Una mañana fría de diciembre me levanté con una petición sobre el árbol prohibido. Solíamos jugar encima y dentro de los grandes jagüeyes cavernosos de la calle 13. Yo amaba los jagüeyes, pero tenía el anhelo de una pequeña conífera de hojas perennes repleta de perfectas esferas de vidrio soplado a todo color; espumillones, llanto de ángel, piñones, guirnaldas, luces, lazos, muérdago, bastoncitos de caramelo en listones rojos y blancos, campanas, lágrimas de cristal, palomas y una estrella de Belén; y a sus pies, amontonada sobre el piso de la sala, nieve de algodón sobre la que reposaran cuatro regalos con nombre propio, uno para cada uno de nosotros.
—Estás aburrida —sentenció mi madre, —por querer, yo quisiera verme linda recién levantada. Por querer… para qué hablar de eso, mejor ve a jugar como siempre, en un árbol de verdad.
Mi padre fue un entusiasta proveedor de soluciones suplentes a cualquier descabellado objeto de deseo. Esa mañana de diciembre propuso enseguida irnos al acuario. El acuario en diciembre no era el mismo, el espíritu era otro porque penetraba el mar, lo cual, solo en esa circunstancia, conspiraba a favor. Frente al día ceniciento y movido por las grandes olas, los colores del lecho oceánico fulguraban aún más, constreñidos entre el cemento y el cristal, peces, jardines acuáticos, algas, piedras, anémonas, corales y abanicos de mar, eran lo único que podía competir con toda la parafernalia navideña. Tomaba un helado de agua aunque fuera en un temblor, y mi padre unos ostiones con limón mientras nuestras miradas saltaban el muro que separaba el acuario de la costa salvaje.
Casi a la salida yo corría directamente hasta Silvia, la loba de mar que había llegado a bordo del Océano Pacífico, un barco de la Flota Cubana de Pesca en una de sus travesías desde los mares de Ciudad del Cabo. Silvia repartía besos con sus aletas y ayudaba espantar las penas. De todas partes llegaban niños con deseos descabellados que no se podían materializar, en guaguas para ver a Silvia. Una tarde coincidimos una niña y un niño de Nuevitas, un niño del Naranjal del Toa, un niño de Habana del Este y yo. Corrimos como locos alrededor de la piscina y Silvia sacaba la cabeza solo donde nos parábamos nosotros. En momentos diferentes la loba nos besó de golpe. Poco antes que montaran en las guaguas regresara a sus casas intercambiamos direcciones postales y juramos escribirnos. Así lo mantuvimos una vez al mes, y luego con los años, en julio y diciembre. El niño de Habana del Este y yo, al tener el acuario más cerca, copiábamos en puño y letra la descripción de alguna nueva especie que llegara al acuario para hacerla llegar a los otros tres. Todas las leyendas en las peceras comenzaban siempre con una pregunta:¿Qué ves aquí? Este pequeño gusano que ves se conoce Hermodice Carunculata. Esta especie de gusano poliqueto marino omnívoro pertenece a la familia Amphinomidae.

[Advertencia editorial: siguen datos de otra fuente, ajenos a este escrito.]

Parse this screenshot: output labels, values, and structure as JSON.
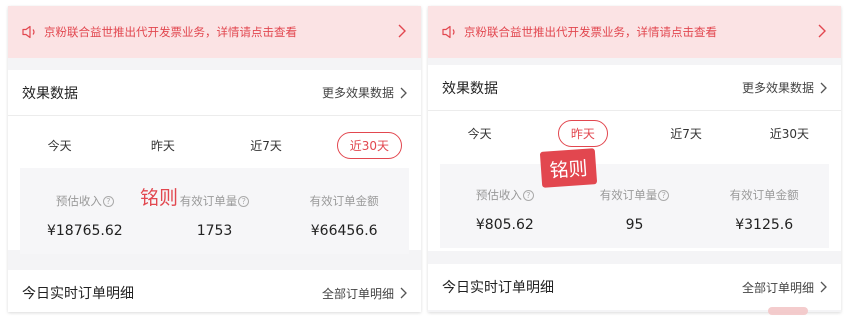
{
  "left": {
    "notice": "京粉联合益世推出代开发票业务，详情请点击查看",
    "effect": {
      "title": "效果数据",
      "more": "更多效果数据"
    },
    "tabs": [
      "今天",
      "昨天",
      "近7天",
      "近30天"
    ],
    "active_tab": "近30天",
    "metrics": [
      {
        "label": "预估收入",
        "value": "¥18765.62"
      },
      {
        "label": "有效订单量",
        "value": "1753"
      },
      {
        "label": "有效订单金额",
        "value": "¥66456.6"
      }
    ],
    "detail": {
      "title": "今日实时订单明细",
      "more": "全部订单明细"
    }
  },
  "right": {
    "notice": "京粉联合益世推出代开发票业务，详情请点击查看",
    "effect": {
      "title": "效果数据",
      "more": "更多效果数据"
    },
    "tabs": [
      "今天",
      "昨天",
      "近7天",
      "近30天"
    ],
    "active_tab": "昨天",
    "metrics": [
      {
        "label": "预估收入",
        "value": "¥805.62"
      },
      {
        "label": "有效订单量",
        "value": "95"
      },
      {
        "label": "有效订单金额",
        "value": "¥3125.6"
      }
    ],
    "detail": {
      "title": "今日实时订单明细",
      "more": "全部订单明细"
    }
  },
  "watermark": "铭则",
  "colors": {
    "accent": "#e2474f",
    "notice_bg": "#fbe3e4",
    "page_bg": "#f4f4f6"
  },
  "icons": [
    "speaker-icon",
    "chevron-right-icon",
    "question-icon"
  ]
}
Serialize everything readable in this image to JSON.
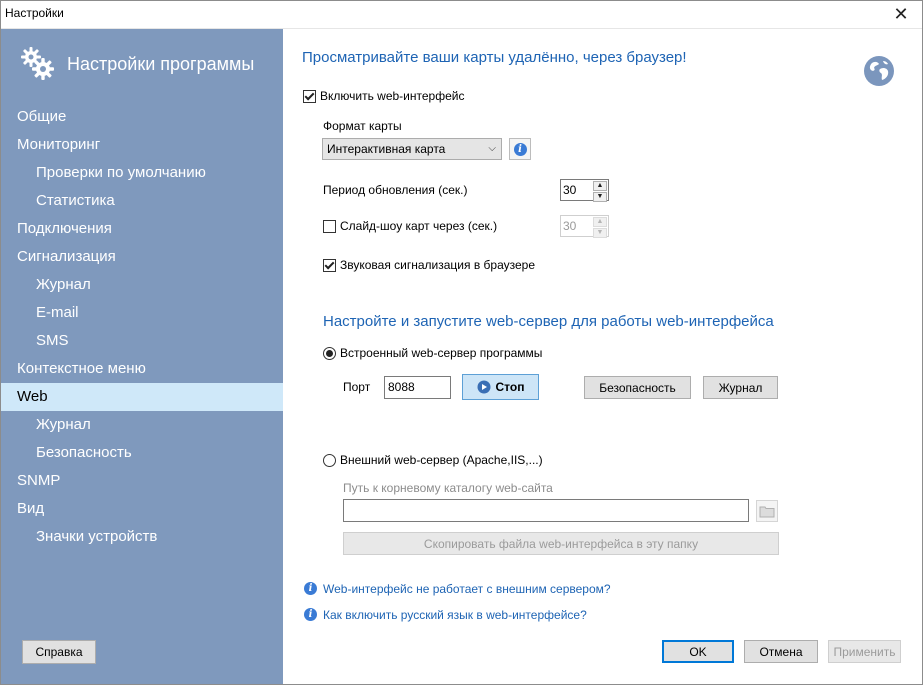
{
  "window": {
    "title": "Настройки",
    "close_glyph": "✕"
  },
  "sidebar": {
    "title": "Настройки программы",
    "items": [
      {
        "label": "Общие",
        "level": 0
      },
      {
        "label": "Мониторинг",
        "level": 0
      },
      {
        "label": "Проверки по умолчанию",
        "level": 1
      },
      {
        "label": "Статистика",
        "level": 1
      },
      {
        "label": "Подключения",
        "level": 0
      },
      {
        "label": "Сигнализация",
        "level": 0
      },
      {
        "label": "Журнал",
        "level": 1
      },
      {
        "label": "E-mail",
        "level": 1
      },
      {
        "label": "SMS",
        "level": 1
      },
      {
        "label": "Контекстное меню",
        "level": 0
      },
      {
        "label": "Web",
        "level": 0,
        "selected": true
      },
      {
        "label": "Журнал",
        "level": 1
      },
      {
        "label": "Безопасность",
        "level": 1
      },
      {
        "label": "SNMP",
        "level": 0
      },
      {
        "label": "Вид",
        "level": 0
      },
      {
        "label": "Значки устройств",
        "level": 1
      }
    ],
    "help_label": "Справка"
  },
  "main": {
    "heading": "Просматривайте ваши карты удалённо, через браузер!",
    "enable_web": {
      "label": "Включить web-интерфейс",
      "checked": true
    },
    "map_format": {
      "label": "Формат карты",
      "value": "Интерактивная карта"
    },
    "refresh_period": {
      "label": "Период обновления (сек.)",
      "value": "30"
    },
    "slideshow": {
      "label": "Слайд-шоу карт через (сек.)",
      "checked": false,
      "value": "30"
    },
    "sound_alarm": {
      "label": "Звуковая сигнализация в браузере",
      "checked": true
    },
    "server_heading": "Настройте и запустите web-сервер для работы web-интерфейса",
    "builtin_server": {
      "label": "Встроенный web-сервер программы",
      "selected": true
    },
    "port": {
      "label": "Порт",
      "value": "8088"
    },
    "stop_label": "Стоп",
    "security_label": "Безопасность",
    "journal_label": "Журнал",
    "external_server": {
      "label": "Внешний web-сервер (Apache,IIS,...)",
      "selected": false
    },
    "root_path": {
      "label": "Путь к корневому каталогу web-сайта",
      "value": ""
    },
    "copy_files_label": "Скопировать файла web-интерфейса в эту папку",
    "help_links": [
      "Web-интерфейс не работает с внешним сервером?",
      "Как включить русский язык в web-интерфейсе?"
    ]
  },
  "footer": {
    "ok": "OK",
    "cancel": "Отмена",
    "apply": "Применить"
  },
  "colors": {
    "sidebar_bg": "#7f99bd",
    "selected_bg": "#cfe8f9",
    "accent": "#1e64b4"
  }
}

Pueden llegar a alcanzar los 20 cm de longitud y su color varía del verde al rojo o café. Les gusta esconderse entre los recovecos de la roca viva o perderse entre las vastas praderas de Posidonia. A cambio recibía algún tesoro nacido en paisajes desconocidos para mí: vellón de ceiba madura, espina de ceiba joven, arena negra, la casa vacía de una polimita, un azahar prensado en un libro, la hoja de un árbol que el viento arrancó de un bosque primario en Picoteo de Capiro.
En 1989, dejé de ser puntillosa con lo de la navidad, la misa del gallo y los villancicos, disfrutaba de la cofradía de quienes como yo visitaban el acuario en frente frío como suplemento espiritual de los deseos imposibles. Ya conocía con detalle la geopolítica de las pocas golosinas y satisfacciones infantiles que iban quedando, las alteas del Parque Lenin, las africanas en el Acuario. Una noche sin más, mi madre accedió a levantar unas pocas ofrendas a Freyr, la deidad favorita de los elfos, con las bolas de cristal que dormían sobre un nido de algodón en una vieja caja de sombrero. Sobre la mesita de noche, en conspiración, de madrugada, bajo la firme promesa de no contarlo a nadie, mi madre levantó la rama seca con un bombillo parpadeante pintado de rojo. Hice un gran esfuerzo para guardar el secreto, únicamente compartido, en un telegrama -con la cofradía de los anhelos prohibidos que se ahogaban en los estanques del acuario- bajo el sello de lacre de un beso: «Árbol prohibido sobre mesita de noche».